Combining Dante, Douglas Adams, and Freud, Damnation Diaries is equal parts horror comedy and character-driven drama, uniquely converging the look of bronze-age comics with sharp literary satire. The book’s imaginative and surreal landscape serves as a perfect backdrop for caustic social commentary fit for our equally surreal times. The setting may be imaginary, but the urgent issues addressed are not: growing economic inequality, student debt, political crisis, terrorism, and the attempt to find peace under the most hostile of circumstances.

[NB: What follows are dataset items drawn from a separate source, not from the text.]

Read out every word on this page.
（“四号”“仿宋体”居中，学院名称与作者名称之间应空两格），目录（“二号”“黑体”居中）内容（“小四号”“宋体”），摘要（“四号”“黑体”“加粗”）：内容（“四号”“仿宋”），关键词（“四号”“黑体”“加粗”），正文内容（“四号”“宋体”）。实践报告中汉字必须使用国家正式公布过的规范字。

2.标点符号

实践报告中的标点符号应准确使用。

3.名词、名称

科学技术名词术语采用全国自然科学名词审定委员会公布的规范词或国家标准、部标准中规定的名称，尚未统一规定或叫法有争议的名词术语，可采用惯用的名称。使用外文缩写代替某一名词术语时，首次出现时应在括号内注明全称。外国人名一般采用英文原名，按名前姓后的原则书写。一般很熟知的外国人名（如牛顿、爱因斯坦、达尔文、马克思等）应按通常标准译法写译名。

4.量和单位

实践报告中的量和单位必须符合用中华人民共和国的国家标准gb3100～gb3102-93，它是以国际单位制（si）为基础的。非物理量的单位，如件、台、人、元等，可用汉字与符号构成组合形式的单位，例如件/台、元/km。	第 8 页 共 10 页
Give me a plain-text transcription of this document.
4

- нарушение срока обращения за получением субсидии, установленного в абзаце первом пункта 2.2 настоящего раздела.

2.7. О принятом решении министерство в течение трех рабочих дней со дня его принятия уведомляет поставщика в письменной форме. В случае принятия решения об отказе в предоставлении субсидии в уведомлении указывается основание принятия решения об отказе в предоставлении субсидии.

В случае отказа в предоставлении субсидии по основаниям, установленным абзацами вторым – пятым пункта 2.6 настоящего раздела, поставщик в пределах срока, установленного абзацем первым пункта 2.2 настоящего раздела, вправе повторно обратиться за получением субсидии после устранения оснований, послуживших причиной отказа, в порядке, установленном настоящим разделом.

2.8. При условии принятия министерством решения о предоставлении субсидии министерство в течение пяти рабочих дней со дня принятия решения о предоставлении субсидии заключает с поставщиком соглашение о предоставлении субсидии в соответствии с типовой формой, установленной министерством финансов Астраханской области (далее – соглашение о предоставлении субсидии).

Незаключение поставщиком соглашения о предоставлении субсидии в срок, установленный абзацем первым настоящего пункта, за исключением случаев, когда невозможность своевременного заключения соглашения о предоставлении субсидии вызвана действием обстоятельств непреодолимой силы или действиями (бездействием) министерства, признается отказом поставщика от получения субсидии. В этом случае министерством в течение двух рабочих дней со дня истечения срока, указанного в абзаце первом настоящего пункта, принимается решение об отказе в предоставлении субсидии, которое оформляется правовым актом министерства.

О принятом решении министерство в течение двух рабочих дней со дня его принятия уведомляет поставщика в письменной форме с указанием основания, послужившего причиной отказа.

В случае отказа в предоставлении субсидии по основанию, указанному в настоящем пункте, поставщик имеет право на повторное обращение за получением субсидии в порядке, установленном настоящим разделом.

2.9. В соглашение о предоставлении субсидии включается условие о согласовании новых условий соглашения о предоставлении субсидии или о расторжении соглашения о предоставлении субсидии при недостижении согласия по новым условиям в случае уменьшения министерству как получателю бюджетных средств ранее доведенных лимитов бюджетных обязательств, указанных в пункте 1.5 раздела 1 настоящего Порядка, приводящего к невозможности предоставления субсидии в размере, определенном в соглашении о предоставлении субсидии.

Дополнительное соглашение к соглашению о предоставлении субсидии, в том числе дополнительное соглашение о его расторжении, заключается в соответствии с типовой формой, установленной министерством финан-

Peter Rostovsky is a Russian-born artist and writer who emigrated from the former Soviet Union as a political refugee in 1980. His paintings and fine art have been shown widely in the US and abroad and exhibited at museum venues such as PS1/MoMA, The Walker Art Center, MCA Santa Barbara, Artpace, The Blanton Museum of Art, S.M.A.K., as well as a host of private galleries. His writing—often under the pen name David Geers—has appeared in the magazines October, Fillip, BOMB, The Third Rail Quarterly, The Brooklyn Rail, Unbag, and Frieze, and spans cultural criticism, art writing, and fiction. Meanwhile, his illustrated fiction and comics-based work has appeared in the Third Rail Quarterly, Unbag, Topic, and in Devil’s Due’s much-publicized “Alexandria Ocasio-Cortez and the Freshman Force” where his contribution was highlighted by the New York Times, Vice, and other media outlets. Rostovsky teaches at NYU, Parsons New School, and Lesley Art + Design.